Mr. Ben, the gentleman that tells the Bible stories that include Hebrew names changed to Babylonian names? He is the third-grade Sunday school teacher, the teacher Cami will have after Promotion Sunday.
There’s more in this day’s reading for me. It all has to do with diets and differing opinions of what’s healthy and how one should live to the fullest:
“Test us for ten days on a diet of vegetables and water,” Daniel said. “At the end of the ten days, see how we look compared to the other young men who are eating the king’s rich food. Then you can decide whether or not to let us continue eating our diet.” So the attendant agreed to Daniel’s suggestion and tested them for ten days.
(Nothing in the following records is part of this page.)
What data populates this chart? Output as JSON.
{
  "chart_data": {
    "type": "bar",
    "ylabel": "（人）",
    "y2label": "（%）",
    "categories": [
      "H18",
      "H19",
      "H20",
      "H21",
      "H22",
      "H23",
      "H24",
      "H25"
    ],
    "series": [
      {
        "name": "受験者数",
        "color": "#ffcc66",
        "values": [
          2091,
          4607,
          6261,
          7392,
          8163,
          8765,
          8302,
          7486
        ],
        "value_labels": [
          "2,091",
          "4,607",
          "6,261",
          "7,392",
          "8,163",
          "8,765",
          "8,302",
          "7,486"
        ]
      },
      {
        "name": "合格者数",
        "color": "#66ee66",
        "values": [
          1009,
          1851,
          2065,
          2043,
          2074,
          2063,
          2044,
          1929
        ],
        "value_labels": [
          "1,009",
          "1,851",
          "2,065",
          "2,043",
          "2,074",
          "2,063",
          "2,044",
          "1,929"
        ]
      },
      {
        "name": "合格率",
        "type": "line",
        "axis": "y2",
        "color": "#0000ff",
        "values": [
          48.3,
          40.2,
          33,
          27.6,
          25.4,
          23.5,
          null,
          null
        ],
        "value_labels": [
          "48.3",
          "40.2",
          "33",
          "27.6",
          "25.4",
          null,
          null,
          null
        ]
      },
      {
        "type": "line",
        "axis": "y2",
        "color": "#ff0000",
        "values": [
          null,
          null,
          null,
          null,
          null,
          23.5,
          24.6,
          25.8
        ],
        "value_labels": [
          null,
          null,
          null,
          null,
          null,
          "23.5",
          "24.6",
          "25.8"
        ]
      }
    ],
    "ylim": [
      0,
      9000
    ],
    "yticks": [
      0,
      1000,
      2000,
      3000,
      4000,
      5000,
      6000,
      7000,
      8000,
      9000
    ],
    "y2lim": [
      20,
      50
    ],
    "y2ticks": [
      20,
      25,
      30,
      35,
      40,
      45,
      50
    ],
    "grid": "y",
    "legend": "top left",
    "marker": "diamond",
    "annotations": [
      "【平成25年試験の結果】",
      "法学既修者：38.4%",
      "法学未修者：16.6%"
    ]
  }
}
At the end of the ten days, Daniel and his three friends looked healthier and better nourished than the young men who had been eating the food assigned by the king. So after that, the attendant fed them only vegetables instead of the rich foods and wines. God gave these four young men an unusual aptitude for learning the literature and science of the time. And God gave Daniel special ability in understanding the meanings of visions and dreams.
When the three-year training period ordered by the king was completed, the chief official brought all the young men to King Nebuchadnezzar. The king talked with each of them, and none of them impressed him as much as Daniel, Hananiah, Mishael, and Azariah. So they were appointed to his regular staff of advisers. In all matters requiring wisdom and balanced judgment, the king found the advice of these young men to be ten times better than that of all the magicians and enchanters in his entire kingdom. (Daniel 1:12- 20)
I hear an application for me that echoes back to verses in Jeremiah’s story:
For Israel has forsaken me and turned this valley into a place of wickedness. The people burn incense to foreign gods – idols never before worshiped by this generation, by their ancestors, or by the kings of Judah. And they have filled this place with the blood of innocent children. They have built pagan shrines to Baal, and there they burn their sons as sacrifices to Baal. I have never commanded such a horrible deed; it never even crossed my mind to command such a thing! (Jeremiah 19:4-5)
Do what He commands, the “Do this, and do it this way,” nothing extra, adding our own embellishments. That is obedience. Obedience leads us into living the way He designed us to live: with health and vigor, in fullness of life, walking in rightness.
Think of it! God designed this captivity Daniel and his friends were in. Yet, in their captivity, He gave them “unusual aptitude” and “special ability” for His purposes. They stuck out of the crowd. Even as they were renamed to fit the culture, Daniel, Hananiah, Mishael, and Azariah walked as God had made them: Hebrew diet, Hebrew God. They knew who they were—and, as we’ll see in tomorrow’s reading, Whose they were—and they lived that way.
In my daily foray into God’s Word, He gives me personal nuggets: applications, promises, prayers to pray back to Him. The one for how I parent Cami comes from Psalm 33:15: He made her heart, so He understands everything she does. When she baffles me–which is often–I remind God, “Lord, You made this child. . .show me what she needs. What do I do? What do I say?”
He’s done that on this day, through three Hebrew names spoken aloud in my living room.
Everything He does is worthy of our trust!